Nuevas evidencias de la relación entre el nacimiento prematuro y el autismo

Una nueva investigación respalda que existe una relación entre el nacimiento prematuro y el autismo, aunque las cifras son más pequeñas que las arrojadas por otras investigaciones que se han realizado hasta el momento. La razón es que se ha evaluado directamente a los niños sujetos a estudio y no se han realizado encuestas o entrevistas como se ha hecho en otros casos.

Riesgo de autismo

Un estudio desarrollado por investigadores de la Universidad Católica de Australia ha encontrado nuevas evidencias de la relación entre el nacimiento prematuro y el autismo. El estudio tenía como objetivo determinar la prevalencia de los trastornos de espectro autista en los recién nacidos muy prematuros, según los resultados, algo menos del 2% de los recién nacidos muy prematuros fueron diagnosticados con autismo entre los 2 y 4 años de edad, se trata de una prevalencia más baja que la obtenida en otros estudios que se han realizado anteriormente en los que se ha apuntado que está entre el 4 y el 13%.

La diferencia radica en que en el resto de estudios se han realizado cuestionarios para conocer los datos, en este caso se ha realizado una evaluación directa en los niños, por lo que se podría decir que los datos obtenidos son más fiables y respaldan lo que se ha concluido en otros estudios aunque con cifras más pequeñas. Los expertos encontraron que nacer de forma muy prematura es un factor de riesgo de sufrir autismo, pero cuando se aplica el rigor diagnóstico, es decir, utilizando la evaluación directa como se ha hecho en este estudio, la tasa de riesgo de autismo es más baja.

La razón del autismo varía dependiendo del niño, ya que son varios los factores que lo pueden provocar, sea genético, medioambiental, etc., pero en general los investigadores consideran que se inicia a partir de una base genética que combinada con determinadas exposiciones ambientales en un momento crítico durante el desarrollo en el interior del útero materno, provoca la aparición del trastorno. Recordemos que no hace mucho hablábamos de una investigación en la que se concluía que la genética puede influir hasta en un 98% a la hora de sufrir el trastorno del espectro autista. A partir de esta base genética, influiría la edad de los padres, haber sufrido una infección durante el embazo, la exposición a la contaminación atmosférica, a determinados fármacos, etc.

En el caso de Estados Unidos, uno de cada 68 niños es diagnosticado con los trastornos del espectro autista, un índice muy elevado, de hecho, su prevalencia es mayor que la de otras enfermedades más conocidas, como por ejemplo la diabetes infantil. Se sigue investigando para poder saber más sobre las influencias ambientales en el trastorno, como sabemos, cada cierto tiempo aparecen nuevos estudios que aportan más información al complejo puzzle, pero queda mucho para poder conocer exactamente los mecanismos que provocan la aparición del autismo.

En esta nueva investigación, los expertos analizaron a un grupo de 169 bebés que habían nacido antes de la semana 29 del embarazo, los niños fueron examinados cuando cumplieron los 2 y 4 años a fin de detectar señales del trastorno, como por ejemplo un retraso en el lenguaje, la falta de sociabilidad o interés por otros niños, etc. Un 13% de los niños evaluados presentaban alguna de estas señales, por lo que fueron sometidos a una evaluación más exhaustiva. El resultado fue que se diagnosticó un 1’8% de los niños con autismo, pero merece la pena destacar que el resto de niños del 13% diagnosticados inicialmente tenía problemas de lenguaje, conductas repetitivas o problemas con el juego imaginativo, lo que muestra que nacer muy prematuramente afecta en el desarrollo neurológico.

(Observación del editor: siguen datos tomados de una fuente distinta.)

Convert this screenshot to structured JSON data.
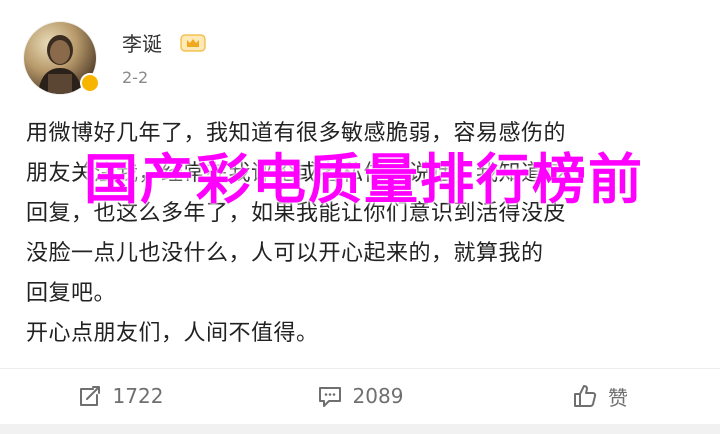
{
  "user": {
    "name": "李诞",
    "time": "2-2"
  },
  "content": {
    "lines": [
      "用微博好几年了，我知道有很多敏感脆弱，容易感伤的",
      "朋友关注我，经常在我评论或者私信里说话，我知道该",
      "回复，也这么多年了，如果我能让你们意识到活得没皮",
      "没脸一点儿也没什么，人可以开心起来的，就算我的",
      "回复吧。",
      "开心点朋友们，人间不值得。"
    ]
  },
  "overlay": {
    "title": "国产彩电质量排行榜前"
  },
  "actions": {
    "repost_count": "1722",
    "comment_count": "2089",
    "like_label": "赞"
  },
  "colors": {
    "overlay": "#ff00ff",
    "vip": "#f7b500",
    "muted": "#8a8a8a"
  }
}
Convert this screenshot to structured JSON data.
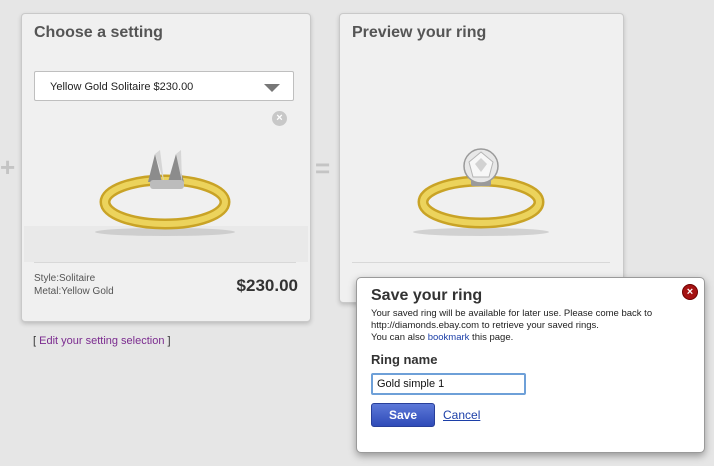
{
  "setting_panel": {
    "title": "Choose a setting",
    "select_value": "Yellow Gold Solitaire $230.00",
    "style_label": "Style:",
    "style_value": "Solitaire",
    "metal_label": "Metal:",
    "metal_value": "Yellow Gold",
    "price": "$230.00",
    "remove_icon": "x-circle-icon"
  },
  "preview_panel": {
    "title": "Preview your ring"
  },
  "operators": {
    "plus": "+",
    "equals": "="
  },
  "edit_link": {
    "open": "[",
    "label": "Edit your setting selection",
    "close": "]"
  },
  "dialog": {
    "title": "Save your ring",
    "line1": "Your saved ring will be available for later use. Please come back to",
    "line2": "http://diamonds.ebay.com to retrieve your saved rings.",
    "line3_prefix": "You can also ",
    "bookmark_link": "bookmark",
    "line3_suffix": " this page.",
    "ring_name_label": "Ring name",
    "ring_name_value": "Gold simple 1",
    "save_label": "Save",
    "cancel_label": "Cancel",
    "close_icon": "close-icon"
  },
  "colors": {
    "gold": "#d9b832",
    "save_button": "#3f5ec8",
    "link_purple": "#7b2b8f",
    "link_blue": "#1c3fa8",
    "close_red": "#a51212"
  }
}
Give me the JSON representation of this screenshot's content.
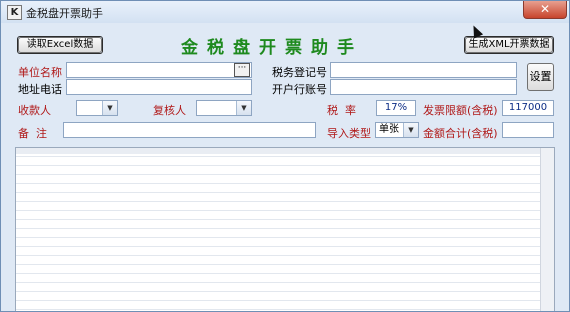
{
  "window": {
    "title": "金税盘开票助手",
    "app_icon_letter": "K",
    "close_symbol": "✕"
  },
  "toolbar": {
    "read_excel_label": "读取Excel数据",
    "generate_xml_label": "生成XML开票数据"
  },
  "app_title": "金税盘开票助手",
  "form": {
    "unit_name_label": "单位名称",
    "unit_name_value": "",
    "browse_label": "···",
    "address_phone_label": "地址电话",
    "address_phone_value": "",
    "tax_reg_label": "税务登记号",
    "tax_reg_value": "",
    "bank_account_label": "开户行账号",
    "bank_account_value": "",
    "settings_label": "设置",
    "payee_label": "收款人",
    "payee_value": "",
    "reviewer_label": "复核人",
    "reviewer_value": "",
    "tax_rate_label": "税  率",
    "tax_rate_value": "17%",
    "invoice_limit_label": "发票限额(含税)",
    "invoice_limit_value": "117000",
    "remark_label": "备  注",
    "remark_value": "",
    "import_type_label": "导入类型",
    "import_type_value": "单张",
    "amount_total_label": "金额合计(含税)",
    "amount_total_value": ""
  },
  "colors": {
    "title_green": "#1e8a1e",
    "label_red": "#b01818",
    "value_blue": "#0b2c85"
  }
}
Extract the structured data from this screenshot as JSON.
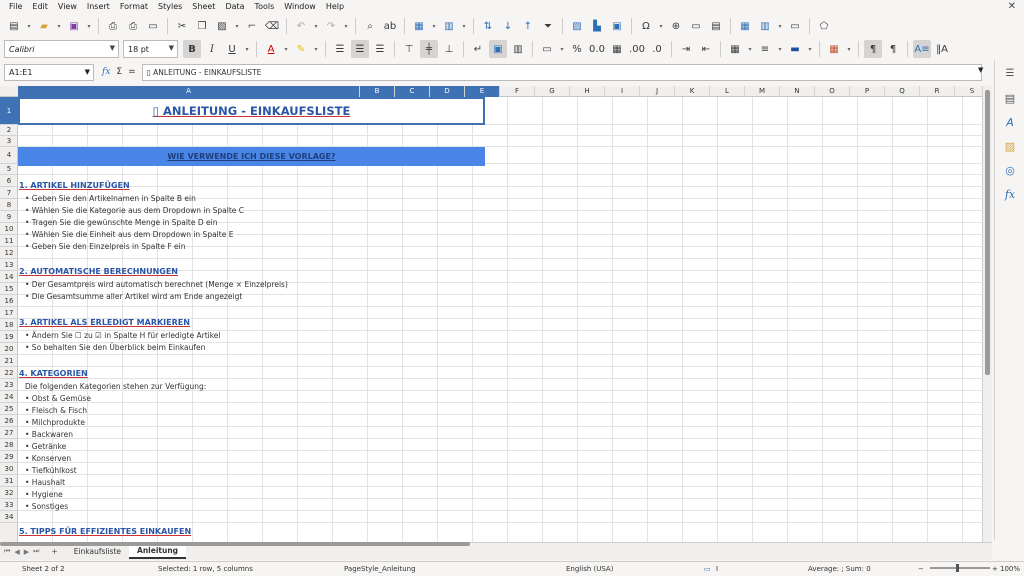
{
  "menu": [
    "File",
    "Edit",
    "View",
    "Insert",
    "Format",
    "Styles",
    "Sheet",
    "Data",
    "Tools",
    "Window",
    "Help"
  ],
  "window_close": "✕",
  "font": {
    "name": "Calibri",
    "size": "18 pt"
  },
  "namebox": "A1:E1",
  "formula_symbols": {
    "fx": "fx",
    "sum": "Σ",
    "equals": "="
  },
  "formula_value": "▯ ANLEITUNG - EINKAUFSLISTE",
  "columns": [
    "A",
    "B",
    "C",
    "D",
    "E",
    "F",
    "G",
    "H",
    "I",
    "J",
    "K",
    "L",
    "M",
    "N",
    "O",
    "P",
    "Q",
    "R",
    "S"
  ],
  "rows": [
    "1",
    "2",
    "3",
    "4",
    "5",
    "6",
    "7",
    "8",
    "9",
    "10",
    "11",
    "12",
    "13",
    "14",
    "15",
    "16",
    "17",
    "18",
    "19",
    "20",
    "21",
    "22",
    "23",
    "24",
    "25",
    "26",
    "27",
    "28",
    "29",
    "30",
    "31",
    "32",
    "33",
    "34"
  ],
  "sheet": {
    "title": "▯ ANLEITUNG - EINKAUFSLISTE",
    "banner": "WIE VERWENDE ICH DIESE VORLAGE?",
    "s1_heading": "1. ARTIKEL HINZUFÜGEN",
    "s1": [
      "• Geben Sie den Artikelnamen in Spalte B ein",
      "• Wählen Sie die Kategorie aus dem Dropdown in Spalte C",
      "• Tragen Sie die gewünschte Menge in Spalte D ein",
      "• Wählen Sie die Einheit aus dem Dropdown in Spalte E",
      "• Geben Sie den Einzelpreis in Spalte F ein"
    ],
    "s2_heading": "2. AUTOMATISCHE BERECHNUNGEN",
    "s2": [
      "• Der Gesamtpreis wird automatisch berechnet (Menge × Einzelpreis)",
      "• Die Gesamtsumme aller Artikel wird am Ende angezeigt"
    ],
    "s3_heading": "3. ARTIKEL ALS ERLEDIGT MARKIEREN",
    "s3": [
      "• Ändern Sie ☐ zu ☑ in Spalte H für erledigte Artikel",
      "• So behalten Sie den Überblick beim Einkaufen"
    ],
    "s4_heading": "4. KATEGORIEN",
    "s4_intro": "Die folgenden Kategorien stehen zur Verfügung:",
    "s4": [
      "• Obst & Gemüse",
      "• Fleisch & Fisch",
      "• Milchprodukte",
      "• Backwaren",
      "• Getränke",
      "• Konserven",
      "• Tiefkühlkost",
      "• Haushalt",
      "• Hygiene",
      "• Sonstiges"
    ],
    "s5_heading": "5. TIPPS FÜR EFFIZIENTES EINKAUFEN"
  },
  "tabs": {
    "add": "+",
    "items": [
      "Einkaufsliste",
      "Anleitung"
    ],
    "active": "Anleitung"
  },
  "status": {
    "sheet": "Sheet 2 of 2",
    "selection": "Selected: 1 row, 5 columns",
    "pagestyle": "PageStyle_Anleitung",
    "language": "English (USA)",
    "summary": "Average: ; Sum: 0",
    "zoom": "100%"
  },
  "colors": {
    "accent": "#3f72b5",
    "banner": "#4a86e8",
    "heading": "#2a56a8"
  }
}
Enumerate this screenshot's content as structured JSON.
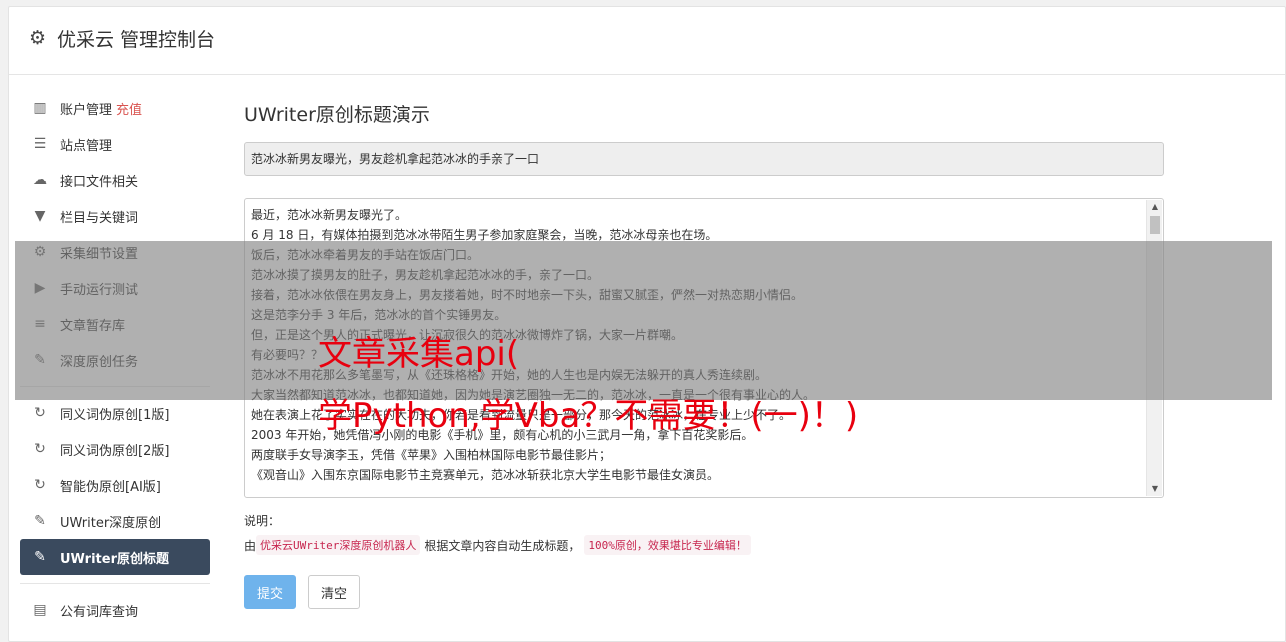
{
  "header": {
    "gear_icon": "gear-icon",
    "title": "优采云 管理控制台"
  },
  "sidebar": {
    "items": [
      {
        "icon": "▥",
        "icon_name": "bar-chart-icon",
        "label": "账户管理",
        "extra": "充值"
      },
      {
        "icon": "☰",
        "icon_name": "server-icon",
        "label": "站点管理"
      },
      {
        "icon": "☁",
        "icon_name": "cloud-upload-icon",
        "label": "接口文件相关"
      },
      {
        "icon": "▼",
        "icon_name": "filter-icon",
        "label": "栏目与关键词"
      },
      {
        "icon": "⚙",
        "icon_name": "cogs-icon",
        "label": "采集细节设置"
      },
      {
        "icon": "▶",
        "icon_name": "play-icon",
        "label": "手动运行测试"
      },
      {
        "icon": "≡",
        "icon_name": "database-icon",
        "label": "文章暂存库"
      },
      {
        "icon": "✎",
        "icon_name": "edit-icon",
        "label": "深度原创任务"
      }
    ],
    "items2": [
      {
        "icon": "↻",
        "icon_name": "refresh-icon",
        "label": "同义词伪原创[1版]"
      },
      {
        "icon": "↻",
        "icon_name": "refresh-icon",
        "label": "同义词伪原创[2版]"
      },
      {
        "icon": "↻",
        "icon_name": "refresh-icon",
        "label": "智能伪原创[AI版]"
      },
      {
        "icon": "✎",
        "icon_name": "edit-icon",
        "label": "UWriter深度原创"
      },
      {
        "icon": "✎",
        "icon_name": "edit-icon",
        "label": "UWriter原创标题"
      }
    ],
    "items3": [
      {
        "icon": "▤",
        "icon_name": "book-icon",
        "label": "公有词库查询"
      }
    ]
  },
  "main": {
    "title": "UWriter原创标题演示",
    "title_input": "范冰冰新男友曝光，男友趁机拿起范冰冰的手亲了一口",
    "content_lines": [
      "最近，范冰冰新男友曝光了。",
      "6 月 18 日，有媒体拍摄到范冰冰带陌生男子参加家庭聚会，当晚，范冰冰母亲也在场。",
      "饭后，范冰冰牵着男友的手站在饭店门口。",
      "范冰冰摸了摸男友的肚子，男友趁机拿起范冰冰的手，亲了一口。",
      "接着，范冰冰依偎在男友身上，男友搂着她，时不时地亲一下头，甜蜜又腻歪，俨然一对热恋期小情侣。",
      "这是范李分手 3 年后，范冰冰的首个实锤男友。",
      "但，正是这个男人的正式曝光，让沉寂很久的范冰冰微博炸了锅，大家一片群嘲。",
      "有必要吗？？",
      "范冰冰不用花那么多笔墨写，从《还珠格格》开始，她的人生也是内娱无法躲开的真人秀连续剧。",
      "大家当然都知道范冰冰，也都知道她，因为她是演艺圈独一无二的，范冰冰，一直是一个很有事业心的人。",
      "她在表演上花了实实在在的大功夫，你若是看到流量只是一部分，那今天的范冰冰，在专业上少不了。",
      "2003 年开始，她凭借冯小刚的电影《手机》里，颇有心机的小三武月一角，拿下百花奖影后。",
      "两度联手女导演李玉，凭借《苹果》入围柏林国际电影节最佳影片；",
      "《观音山》入围东京国际电影节主竞赛单元，范冰冰斩获北京大学生电影节最佳女演员。"
    ],
    "note_label": "说明：",
    "note_prefix": "由",
    "note_code1": "优采云UWriter深度原创机器人",
    "note_mid": "根据文章内容自动生成标题，",
    "note_code2": "100%原创，效果堪比专业编辑！",
    "submit": "提交",
    "clear": "清空"
  },
  "watermark": {
    "line1": "文章采集api(",
    "line2": "学Python,学Vba？不需要！(一)！)"
  }
}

Los investigadores apuntan que sea cual sea la verdadera prevalencia del autismo, ya que como hemos indicado en los diferentes estudios las cifras bailan, lo importante es que a los niños nacidos muy prematuros se les realicen evaluaciones rutinarias para detectar el trastorno, así como cualquier otro problema como los comentados, ya que son más susceptibles de sufrirlos. Diagnosticar cuanto antes el autismo ayuda a poner en marcha prácticas de intervención más efectivas. Podéis conocer todos los detalles de la investigación a través de este artículo publicado en la revista científica Pediatrics.